Solve for $\mathrm{x}$. \[ \begin{array}{c} 2 x^{2}-28 x+98=0 \\ x=[?] \end{array} \] Remember the quadratic formula: $x=\frac{-b \pm \sqrt{b^{2}-4 a c}}{2 a}$

Step 1 ：Given the quadratic equation \(2x^{2}-28x+98=0\).

Step 2 ：Identify the coefficients as \(a = 2\), \(b = -28\), and \(c = 98\).

Step 3 ：Use the quadratic formula to solve for \(x\), which is \(x=\frac{-b \pm \sqrt{b^{2}-4 a c}}{2 a}\).

Step 4 ：Substitute the values of \(a\), \(b\), and \(c\) into the formula.

Step 5 ：Calculate the discriminant \(D = b^{2}-4ac\).
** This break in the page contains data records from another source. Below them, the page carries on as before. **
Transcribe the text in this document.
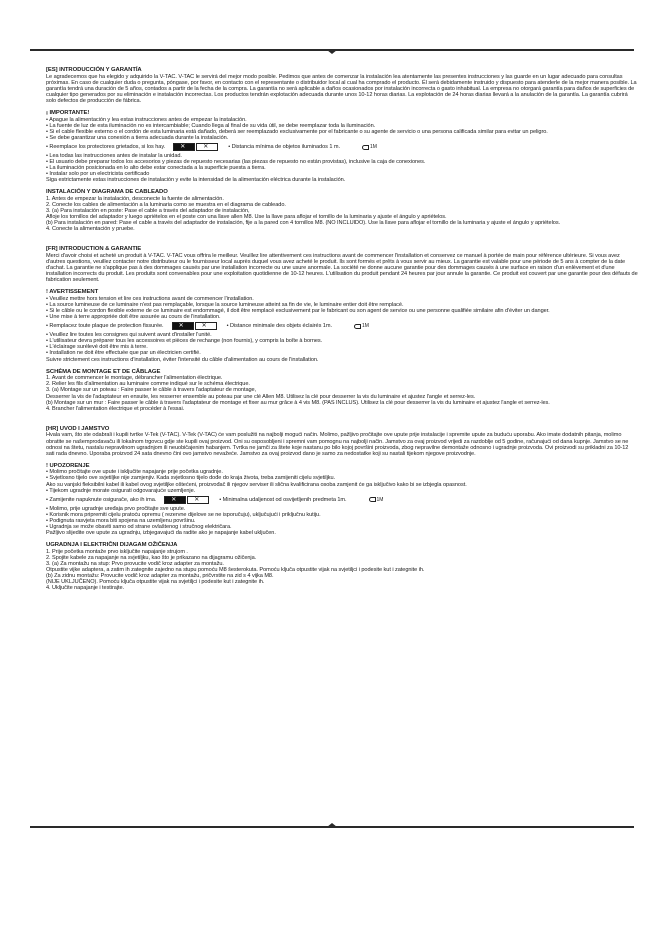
[ES] INTRODUCCIÓN Y GARANTÍA

Le agradecemos que ha elegido y adquirido la V-TAC. V-TAC le servirá del mejor modo posible. Pedimos que antes de comenzar la instalación lea atentamente las presentes instrucciones y las guarde en un lugar adecuado para consultas próximas. En caso de cualquier duda o pregunta, póngase, por favor, en contacto con el representante o distribuidor local al cual ha comprado el producto. Él será debidamente instruido y dispuesto para atenderle de la mejor manera posible. La garantía tendrá una duración de 5 años, contados a partir de la fecha de la compra. La garantía no será aplicable a daños ocasionados por instalación incorrecta o gasto inhabitual. La empresa no otorgará garantía para daños de superficies de cualquier tipo generados por su eliminación e instalación incorrectas. Los productos tendrán explotación adecuada durante unos 10-12 horas diarias. La explotación de 24 horas diarias llevará a la anulación de la garantía. La garantía cubrirá solo defectos de producción de fábrica.

¡ IMPORTANTE!
• Apague la alimentación y lea estas instrucciones antes de empezar la instalación.
• La fuente de luz de esta iluminación no es intercambiable; Cuando llega al final de su vida útil, se debe reemplazar toda la iluminación.
• Si el cable flexible externo o el cordón de esta luminaria está dañado, deberá ser reemplazado exclusivamente por el fabricante o su agente de servicio o una persona calificada similar para evitar un peligro.
• Se debe garantizar una conexión a tierra adecuada durante la instalación.
• Reemplace los protectores grietados, si los hay.	✕	✕	• Distancia mínima de objetos iluminados 1 m.	1M
• Lea todas las instrucciones antes de instalar la unidad.
• El usuario debe preparar todos los accesorios y piezas de repuesto necesarias (las piezas de repuesto no están provistas), inclusive la caja de conexiones.
• La iluminación posicionada en lo alto debe estar conectada a la superficie puesta a tierra.
• Instalar solo por un electricista certificado
Siga estrictamente estas instrucciones de instalación y evite la intensidad de la alimentación eléctrica durante la instalación.
INSTALACIÓN Y DIAGRAMA DE CABLEADO
1. Antes de empezar la instalación, desconecte la fuente de alimentación.
2. Conecte los cables de alimentación a la luminaria como se muestra en el diagrama de cableado.
3. (a) Para instalación en poste: Pase el cable a través del adaptador de instalación,
Afloje los tornillos del adaptador y luego apriételos en el poste con una llave allen M8. Use la llave para aflojar el tornillo de la luminaria y ajuste el ángulo y apriételos.
(b) Para instalación en pared: Pase el cable a través del adaptador de instalación, fije a la pared con 4 tornillos M8. (NO INCLUIDO). Use la llave para aflojar el tornillo de la luminaria y ajuste el ángulo y apriételos.
4. Conecte la alimentación y pruebe.
[FR] INTRODUCTION & GARANTIE

Merci d'avoir choisi et acheté un produit à V-TAC. V-TAC vous offrira le meilleur. Veuillez lire attentivement ces instructions avant de commencer l'installation et conservez ce manuel à portée de main pour référence ultérieure. Si vous avez d'autres questions, veuillez contacter notre distributeur ou le fournisseur local auprès duquel vous avez acheté le produit. Ils sont formés et prêts à vous servir au mieux. La garantie est valable pour une période de 5 ans à compter de la date d'achat. La garantie ne s'applique pas à des dommages causés par une installation incorrecte ou une usure anormale. La société ne donne aucune garantie pour des dommages causés à une surface en raison d'un enlèvement et d'une installation incorrects du produit. Les produits sont convenables pour une exploitation quotidienne de 10-12 heures. L'utilisation du produit pendant 24 heures par jour annule la garantie. Ce produit est couvert par une garantie pour des défauts de fabrication seulement.

! AVERTISSEMENT
• Veuillez mettre hors tension et lire ces instructions avant de commencer l'installation.
• La source lumineuse de ce luminaire n'est pas remplaçable, lorsque la source lumineuse atteint sa fin de vie, le luminaire entier doit être remplacé.
• Si le câble ou le cordon flexible externe de ce luminaire est endommagé, il doit être remplacé exclusivement par le fabricant ou son agent de service ou une personne qualifiée similaire afin d'éviter un danger.
• Une mise à terre appropriée doit être assurée au cours de l'installation.
• Remplacez toute plaque de protection fissurée.	✕	✕	• Distance minimale des objets éclairés 1m.	1M
• Veuillez lire toutes les consignes qui suivent avant d'installer l'unité.
• L'utilisateur devra préparer tous les accessoires et pièces de rechange (non fournis), y compris la boîte à bornes.
• L'éclairage surélevé doit être mis à terre.
• Installation ne doit être effectuée que par un électricien certifié.
Suivre strictement ces instructions d'installation, éviter l'intensité du câble d'alimentation au cours de l'installation.
SCHÉMA DE MONTAGE ET DE CÂBLAGE
1. Avant de commencer le montage, débrancher l'alimentation électrique.
2. Relier les fils d'alimentation au luminaire comme indiqué sur le schéma électrique.
3. (a) Montage sur un poteau : Faire passer le câble à travers l'adaptateur de montage,
Desserrer la vis de l'adaptateur en ensuite, les resserrer ensemble au poteau par une clé Allen M8. Utilisez la clé pour desserrer la vis du luminaire et ajustez l'angle et serrez-les.
(b) Montage sur un mur : Faire passer le câble à travers l'adaptateur de montage et fixer au mur grâce à 4 vis M8. (PAS INCLUS). Utilisez la clé pour desserrer la vis du luminaire et ajustez l'angle et serrez-les.
4. Brancher l'alimentation électrique et procéder à l'essai.
[HR] UVOD I JAMSTVO

Hvala vam, što ste odabrali i kupili tvrtke V-Tek (V-TAC). V-Tek (V-TAC) će vam poslužiti na najbolji mogući način. Molimo, pažljivo pročitajte ove upute prije instalacije i spremite upute za buduću uporabu. Ako imate dodatnih pitanja, molimo obratite se našemprodavaču ili lokalnom trgovcu gdje ste kupili ovaj proizvod. Oni su osposobljeni i spremni vam pomognu na najbolji način. Jamstvo za ovaj proizvod vrijedi za razdoblje od 5 godine, računajući od dana kupnje. Jamstvo se ne odnosi na štetu, nastalu nepravilnom ugradnjom ili neuobičajenim habanjem. Tvrtka ne jamči za štete koje nastanu po bilo kojoj površini proizvoda, zbog nepravilne demontaže odnosno i ugradnje proizvoda. Ovi proizvodi su prikladni za 10-12 sati rada dnevno. Uporaba proizvod 24 sata dnevno čini ovo jamstvo nevažeće. Jamstvo za ovaj proizvod dano je samo za nedostatke koji su nastali tijekom njegove proizvodnje.

! UPOZORENJE
• Molimo pročitajte ove upute i isključite napajanje prije početka ugradnje.
• Svjetlosno tijelo ove svjetiljke nije zamjenjiv. Kada svjetlosno tijelo dođe do kraja života, treba zamijeniti cijelu svjetiljku.
Ako su vanjski fleksibilni kabel ili kabel ovog svjetiljke oštećeni, proizvođač ili njegov serviser ili slična kvalificirana osoba zamjenit će ga isključivo kako bi se izbjegla opasnost.
• Tijekom ugradnje morate osigurati odgovarajuće uzemljenje.
• Zamijenite napuknute osigurače, ako ih ima.	✕	✕	• Minimalna udaljenost od osvijetljenih predmeta 1m.	1M
• Molimo, prije ugradnje uređaja prvo pročitajte sve upute.
• Korisnik mora pripremiti cijelu pratoću opremu ( rezervne dijelove se ne isporučuju), uključujući i priključnu kutiju.
• Podignuta rasvjeta mora biti spojena na uzemljenu površinu.
• Ugradnja se može obaviti samo od strane ovlaštenog i stručnog električara.
Pažljivo slijedite ove upute za ugradnju, izbjegavajući da radite ako je napajanje kabel uključen.
UGRADNJA I ELEKTRIČNI DIJAGAM OŽIČENJA
1. Prije početka montaže prvo isključite napajanje strujom .
2. Spojite kabele za napajanje na svjetiljku, kao što je prikazano na dijagramu ožičenja.
3. (a) Za montažu na stup: Prvo provucite vodič kroz adapter za montažu.
Otpustite vijke adaptera, a zatim ih zategnite zajedno na stupu pomoću M8 šesterokuta. Pomoću ključa otpustite vijak na svjetiljci i podesite kut i zategnite ih.
(b) Za zidnu montažu: Provucite vodič kroz adapter za montažu, pričvrstite na zid s 4 vijka M8.
(NIJE UKLJUČENO). Pomoću ključa otpustite vijak na svjetiljci i podesite kut i zategnite ih.
4. Uključite napajanje i testirajte.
In this case, \(D = 0\).

Step 6 ：Since the discriminant is zero, the equation has a repeated root.

Step 7 ：Calculate the roots \(x1 = \frac{-b + \sqrt{D}}{2a} = 7.0\) and \(x2 = \frac{-b - \sqrt{D}}{2a} = 7.0\).

Step 8 ：Final Answer: The solution to the equation is \(\boxed{7}\).